- Origin: Baton Rouge/New Orleans, Louisiana, United States
- Genres: Alternative rock, indie rock, electronic
- Years active: 2009–present
- Members: Andrew Callaway, Dan Callaway
- Website: englandin1819.com

= England in 1819 (band) =

American alternative rock band

England in 1819 is an American alternative group formed in 2009 by brothers Andrew and Dan Callaway. In 2013, they were named one of the "Top Louisiana Bands" by Paste Magazine.

==Formation==
Originally from Athens, Andrew and Dan grew up in the English countryside, playing in rock bands on the weekends with their father. Andrew continued on to study composition at Oberlin Conservatory and Dan studied French Horn at University of Cincinnati College-Conservatory of Music before continuing on to rock music.
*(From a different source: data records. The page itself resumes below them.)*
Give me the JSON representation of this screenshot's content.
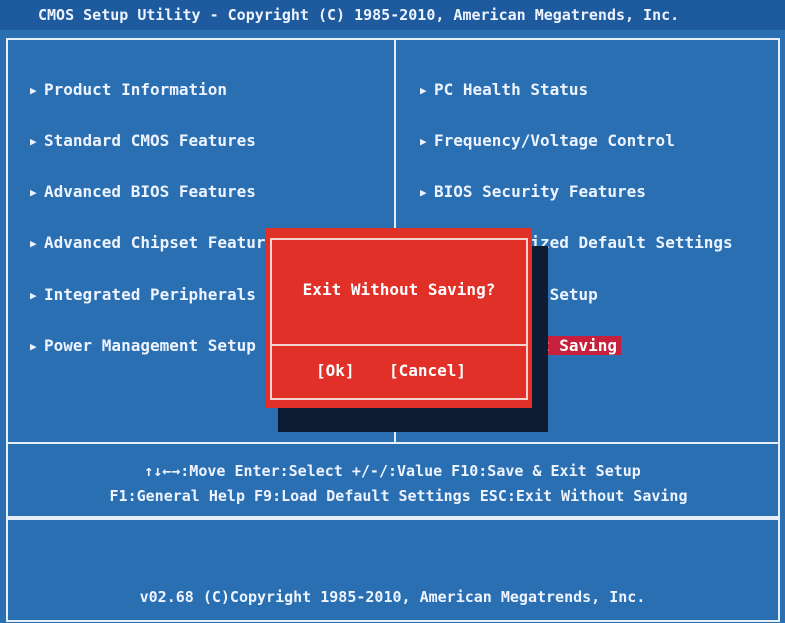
{
  "title_bar": "CMOS Setup Utility - Copyright (C) 1985-2010, American Megatrends, Inc.",
  "arrow_glyph": "▶",
  "left_menu": [
    {
      "label": "Product Information"
    },
    {
      "label": "Standard CMOS Features"
    },
    {
      "label": "Advanced BIOS Features"
    },
    {
      "label": "Advanced Chipset Features"
    },
    {
      "label": "Integrated Peripherals"
    },
    {
      "label": "Power Management Setup"
    }
  ],
  "right_menu": [
    {
      "label": "PC Health Status"
    },
    {
      "label": "Frequency/Voltage Control"
    },
    {
      "label": "BIOS Security Features"
    },
    {
      "label": "Load Optimized Default Settings"
    },
    {
      "label": "Save & Exit Setup"
    },
    {
      "label": "Exit Without Saving",
      "selected": true
    }
  ],
  "help": {
    "line1": "↑↓←→:Move  Enter:Select  +/-/:Value  F10:Save & Exit Setup",
    "line2": "F1:General Help  F9:Load Default Settings  ESC:Exit Without Saving"
  },
  "version_line": "v02.68 (C)Copyright 1985-2010, American Megatrends, Inc.",
  "dialog": {
    "message": "Exit Without Saving?",
    "ok_label": "[Ok]",
    "cancel_label": "[Cancel]"
  },
  "colors": {
    "background": "#2b6fb3",
    "dialog": "#e03028",
    "highlight": "#c8203c",
    "text": "#eef4ff"
  }
}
After a few years of travel and exposure to a withering classical scene, they returned to their roots, both geographically and musically, moving back to the South and finding new life in the energy and creativity of indie rock.

England in 1819 began in Baton Rouge as a nine-piece experimental/orchestral group using drums, bass, guitar, piano, oboe, French horn and an opera singer. Utilizing a wide dynamic range, the sound was sometimes fragile and other times monstrous. Light and delicate sections developed and expanded into powerful anthemic endings.